We think it was misleading for the judge to rule in general terms, without qualification or explanation, that “if he [witness] saw the Watson land run by a surveyor, the dividing line between that and Carver, he can state what that line was.” It seems to us this was assuming that the witness had previous knowledge of the Watson land and the dividing line through it between Carver and the Alexanders; and also that Grisham was a surveyor, in the meaning of the rule as to knowledge of the subject matter; which we have just considered. In this view we cannot concur. There is no evidence that Grisham was a surveyor, certainly none that he “originally located the line.” Nor did it appear that he knew anything more about it than any other adjacent landowner. As we understand it, no part of the Adair land, which Grisham wished to sell to Philips, reached to the dividing line in question; and therefore in “clearing his line,” there was no necessity whatever for him to go upon the dividing line. There may be some difficulty in drawing the line clearly between acts and declarations, in transactions which necessarily involve both.

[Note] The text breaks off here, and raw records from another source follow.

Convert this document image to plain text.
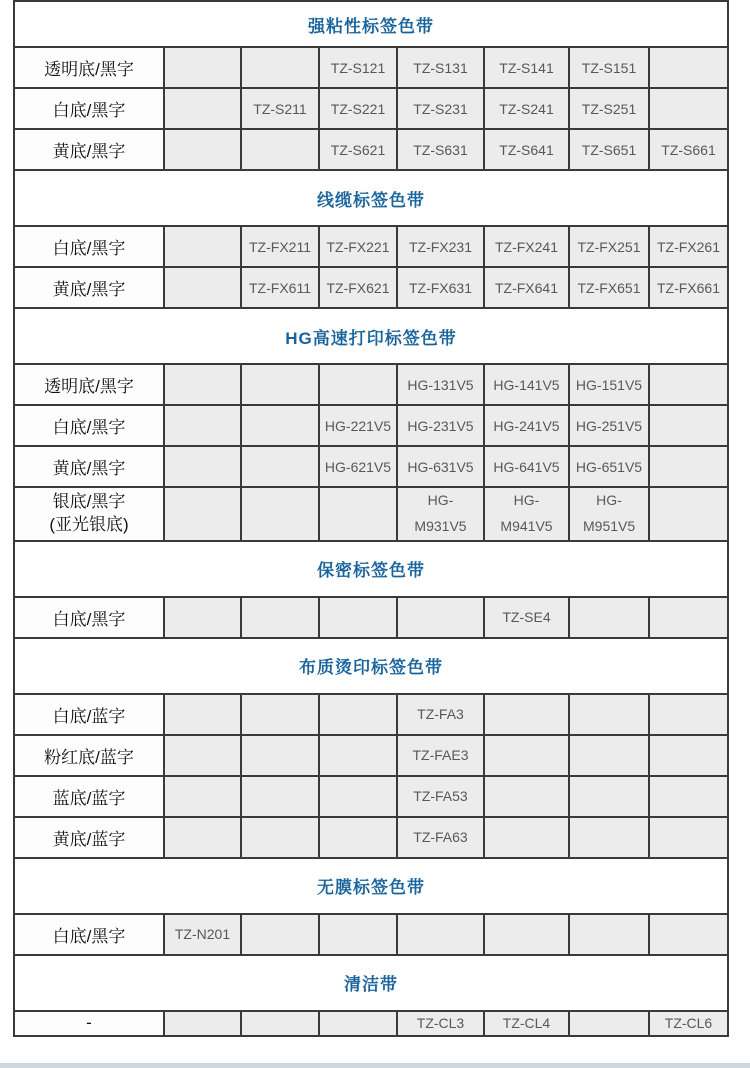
强粘性标签色带							
透明底/黑字			TZ-S121	TZ-S131	TZ-S141	TZ-S151	
白底/黑字		TZ-S211	TZ-S221	TZ-S231	TZ-S241	TZ-S251	
黄底/黑字			TZ-S621	TZ-S631	TZ-S641	TZ-S651	TZ-S661
线缆标签色带							
白底/黑字		TZ-FX211	TZ-FX221	TZ-FX231	TZ-FX241	TZ-FX251	TZ-FX261
黄底/黑字		TZ-FX611	TZ-FX621	TZ-FX631	TZ-FX641	TZ-FX651	TZ-FX661
HG高速打印标签色带							
透明底/黑字				HG-131V5	HG-141V5	HG-151V5	
白底/黑字			HG-221V5	HG-231V5	HG-241V5	HG-251V5	
黄底/黑字			HG-621V5	HG-631V5	HG-641V5	HG-651V5	

银底/黑字
(亚光银底)				HG-M931V5	HG-M941V5	HG-M951V5	
保密标签色带							
白底/黑字					TZ-SE4		
布质烫印标签色带							
白底/蓝字				TZ-FA3			
粉红底/蓝字				TZ-FAE3			
蓝底/蓝字				TZ-FA53			
黄底/蓝字				TZ-FA63			
无膜标签色带							
白底/黑字	TZ-N201						
清洁带							
-				TZ-CL3	TZ-CL4		TZ-CL6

But it seems to us that it wrnuld render title to lands very insecure, if, upon a question of location, a witness were allowed to testify as to his information derived years ago from one (not now present) who, without authority from the parties in interest, without justification or excuse, and without any special knowledge on the subject, voluntarily went upon the lands of his neighbors and undertook to locate a dividing line between them, in the particular manner indicated by the witness.

This makes it unnecessary to consider the other exceptions as to alleged error in the exclusion of the testimony of other witnesses.

The judgment of this court is, that the judgment of the Circuit Court be reversed, and the cause remanded for a new trial.